Insanity.....venting sorry long x-post
OK info for surgery was submitted to insurance company regarding surgery I was really hoping for the sleeve ,less invasive with close to the same result. I knew it was a long shot when I submitted but I said WTH lets see what happens. Took Aetna 3 weeks to tell me no OK fine I was prepared for that in the same conversation found out I was approved for the Lap-Band.....I didn't want the band so why was that submitted for ?????? The lady at the doctors office knew I was trying for the sleeve first and if denied she was to submit for the bypass not the band and not two procedures at the same time. So then we needed to try to get the bypass approved lady from doctors office says sometimes if you try for too many different procedures they deny you for everything WHAT ....so because you submitted for something I didn't want I now have to worry that when you do submit for what I do want I may not be able to get anything. So I told her let me think about it because I wanted to talk to the woman in the office that started all this mess and submitted for the wrong procedure. I called this morning to see if that lady was there I was told no but by the way we submitted your info for the bypass yesterday. If you could understand the rage that boiled inside of me at that moment if this were a face to face conversation things could have gone badly. Why would she do that so then here's the kicker I asked about our previous conversation just yesterday about possibly being denied for everything because we submitted for so many different things she said the likely hood of that happening was very slim.....then why the HELL did I talk to you for 30 min yesterday about that and you made it seem like such a terrible thing and today it's no big deal.

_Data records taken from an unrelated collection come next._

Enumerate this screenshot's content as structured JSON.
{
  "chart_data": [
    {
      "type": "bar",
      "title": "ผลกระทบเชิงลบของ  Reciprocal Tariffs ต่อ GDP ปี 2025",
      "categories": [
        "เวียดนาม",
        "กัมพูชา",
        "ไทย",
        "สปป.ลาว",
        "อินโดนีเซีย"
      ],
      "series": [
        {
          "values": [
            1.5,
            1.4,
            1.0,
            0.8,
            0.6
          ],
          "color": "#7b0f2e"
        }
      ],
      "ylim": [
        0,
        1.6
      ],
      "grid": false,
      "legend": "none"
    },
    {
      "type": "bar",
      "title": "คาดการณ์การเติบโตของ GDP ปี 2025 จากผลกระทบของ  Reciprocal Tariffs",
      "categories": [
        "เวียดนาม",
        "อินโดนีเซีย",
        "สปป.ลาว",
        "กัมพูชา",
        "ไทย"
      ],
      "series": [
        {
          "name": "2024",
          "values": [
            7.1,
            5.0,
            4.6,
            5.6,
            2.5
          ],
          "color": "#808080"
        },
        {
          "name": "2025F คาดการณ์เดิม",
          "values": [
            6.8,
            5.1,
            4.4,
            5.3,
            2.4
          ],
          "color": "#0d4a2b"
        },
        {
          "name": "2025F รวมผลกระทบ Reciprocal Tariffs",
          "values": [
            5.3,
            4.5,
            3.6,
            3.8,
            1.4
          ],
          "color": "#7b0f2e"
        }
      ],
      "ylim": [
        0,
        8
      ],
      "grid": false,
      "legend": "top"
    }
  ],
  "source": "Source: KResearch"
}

She's crazy and she's being reckless with my life and the procedure I want to have. I was so frustrated I couldn't even finish my conversation this makes no sense so now I'm at the mercy of Aetna hoping that they will approve me for the RNY and the conversations I've had with them haven't been very reassuring. I am so depleted by this whole process I understand certain criteria have to be met and we have to go through certain steps. But why must we jump through hoops it just shouldn't be this hard. The hard part hasn't even started yet. I'm trying to just let go and let GOD right now because this is extremely stressful. I hate dealing with incompetent people I feel as though you should know your job and do it efficiently. Why do I have to go behind these people and make sure things are done correctly. Oh well all I can do is let the chips fall where they may and if this surgery is for I suppose it will all work out for the best.
Thanks for listening any advice is appreciated just had to get it out.. And if you pray to same one I do please send one up for me that everything goes well.